I sit there like a lump. Paralyzed or something. If I open my mouth, no sound will come out. It's not true, not true, not true.

“Is he going to die?” Shea's fists clench.

“My wife checked on him. He's in stable condition—that's better than critical condition.”

“That's what the yellow tape was,” Shea whispers. “That's why the police were there. And we didn't know, we didn't know! We had no idea it was for him.”

“How could you know?” Mr. Hailey says.

“I should have known,” she says. “I should have felt something.”

Shea is sobbing now, and Mr. Hailey is trying to comfort her. I stand and watch the two of them. I feel cut off. Alone. Why don't I cry?
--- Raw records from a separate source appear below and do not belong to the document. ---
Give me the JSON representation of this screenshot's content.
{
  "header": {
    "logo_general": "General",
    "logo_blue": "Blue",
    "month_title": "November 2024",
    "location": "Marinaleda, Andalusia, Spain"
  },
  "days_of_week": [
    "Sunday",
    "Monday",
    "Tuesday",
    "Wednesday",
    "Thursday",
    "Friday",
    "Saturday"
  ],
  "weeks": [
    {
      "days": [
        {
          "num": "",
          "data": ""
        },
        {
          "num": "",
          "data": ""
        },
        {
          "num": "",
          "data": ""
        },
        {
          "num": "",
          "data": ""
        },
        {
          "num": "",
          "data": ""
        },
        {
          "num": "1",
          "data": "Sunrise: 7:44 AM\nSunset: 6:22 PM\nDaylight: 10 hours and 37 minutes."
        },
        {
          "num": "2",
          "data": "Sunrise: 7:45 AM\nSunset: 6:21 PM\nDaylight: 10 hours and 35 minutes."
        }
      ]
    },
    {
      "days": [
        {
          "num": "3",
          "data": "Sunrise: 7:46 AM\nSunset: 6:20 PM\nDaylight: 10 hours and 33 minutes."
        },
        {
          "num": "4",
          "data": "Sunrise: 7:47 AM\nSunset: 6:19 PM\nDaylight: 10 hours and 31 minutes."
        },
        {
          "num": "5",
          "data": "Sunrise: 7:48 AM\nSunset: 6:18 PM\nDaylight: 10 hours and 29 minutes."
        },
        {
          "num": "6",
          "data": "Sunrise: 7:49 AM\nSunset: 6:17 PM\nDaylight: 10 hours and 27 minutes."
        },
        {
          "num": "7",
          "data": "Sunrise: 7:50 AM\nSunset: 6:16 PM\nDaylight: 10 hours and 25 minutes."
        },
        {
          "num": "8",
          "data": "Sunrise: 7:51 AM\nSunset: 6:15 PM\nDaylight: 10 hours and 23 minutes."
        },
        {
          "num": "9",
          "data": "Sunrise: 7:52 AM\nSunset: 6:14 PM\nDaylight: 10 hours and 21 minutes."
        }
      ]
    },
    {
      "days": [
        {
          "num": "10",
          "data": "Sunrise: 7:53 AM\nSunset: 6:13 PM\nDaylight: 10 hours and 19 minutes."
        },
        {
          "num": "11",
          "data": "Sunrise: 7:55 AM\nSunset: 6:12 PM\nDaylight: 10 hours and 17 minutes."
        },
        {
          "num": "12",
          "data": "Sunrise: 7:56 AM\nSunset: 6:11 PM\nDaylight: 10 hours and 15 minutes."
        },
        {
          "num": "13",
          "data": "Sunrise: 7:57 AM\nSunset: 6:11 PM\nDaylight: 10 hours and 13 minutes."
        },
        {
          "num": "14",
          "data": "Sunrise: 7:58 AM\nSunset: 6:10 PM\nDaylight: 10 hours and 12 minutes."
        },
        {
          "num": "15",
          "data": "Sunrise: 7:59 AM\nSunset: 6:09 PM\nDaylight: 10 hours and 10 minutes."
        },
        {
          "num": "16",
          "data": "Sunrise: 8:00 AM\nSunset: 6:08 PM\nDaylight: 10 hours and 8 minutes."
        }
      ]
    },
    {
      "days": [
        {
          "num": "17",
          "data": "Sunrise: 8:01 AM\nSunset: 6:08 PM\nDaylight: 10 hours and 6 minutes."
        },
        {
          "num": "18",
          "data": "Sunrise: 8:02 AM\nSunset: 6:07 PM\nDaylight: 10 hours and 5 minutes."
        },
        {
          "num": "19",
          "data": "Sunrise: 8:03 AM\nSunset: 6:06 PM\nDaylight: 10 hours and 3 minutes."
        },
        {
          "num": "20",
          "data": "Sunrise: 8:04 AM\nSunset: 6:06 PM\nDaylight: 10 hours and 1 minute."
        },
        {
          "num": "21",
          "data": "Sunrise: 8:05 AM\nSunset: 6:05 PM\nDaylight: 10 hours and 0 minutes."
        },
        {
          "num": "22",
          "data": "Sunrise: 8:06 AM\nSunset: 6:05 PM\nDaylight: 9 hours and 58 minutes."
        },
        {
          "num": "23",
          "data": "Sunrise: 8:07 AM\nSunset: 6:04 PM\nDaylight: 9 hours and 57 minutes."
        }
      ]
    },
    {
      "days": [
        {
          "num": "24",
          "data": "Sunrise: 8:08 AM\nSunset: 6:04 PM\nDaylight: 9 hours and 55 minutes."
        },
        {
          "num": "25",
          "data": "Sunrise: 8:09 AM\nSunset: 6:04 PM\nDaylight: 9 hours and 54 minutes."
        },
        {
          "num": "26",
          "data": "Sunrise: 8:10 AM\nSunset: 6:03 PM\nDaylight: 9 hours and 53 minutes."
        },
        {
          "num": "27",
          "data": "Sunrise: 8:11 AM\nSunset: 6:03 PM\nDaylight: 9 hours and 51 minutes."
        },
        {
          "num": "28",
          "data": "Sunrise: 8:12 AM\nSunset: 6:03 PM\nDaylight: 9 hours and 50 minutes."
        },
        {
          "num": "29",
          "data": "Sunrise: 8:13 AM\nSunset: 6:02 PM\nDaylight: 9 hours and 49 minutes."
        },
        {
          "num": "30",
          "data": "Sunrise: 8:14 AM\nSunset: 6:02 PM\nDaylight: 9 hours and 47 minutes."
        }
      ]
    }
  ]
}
What's wrong with me? Numb, that's what I am. Like my whole body just got a shot of Novocain.

“Has he said who did it?” I ask Mr. Hailey.

“According to today's paper, Mr. Calhoun was unconscious when the police found him. When he came to, he said he couldn't remember. It was dark, they jumped him from behind.”

“Cowards!” Shea wipes her eyes with her fists and says, “I hate them, I hate them. First they beat up Brendan, and now the Green Man.”

Mr. Hailey looks puzzled. “What are you saying, Shea?”

“Sean Barnes and his friends. They jumped Brendan on the train tracks, and the Green Man said they bug him all the time. Jeer at him. Make fun of him. Threaten him.” She takes a breath. “Who else could it have been?”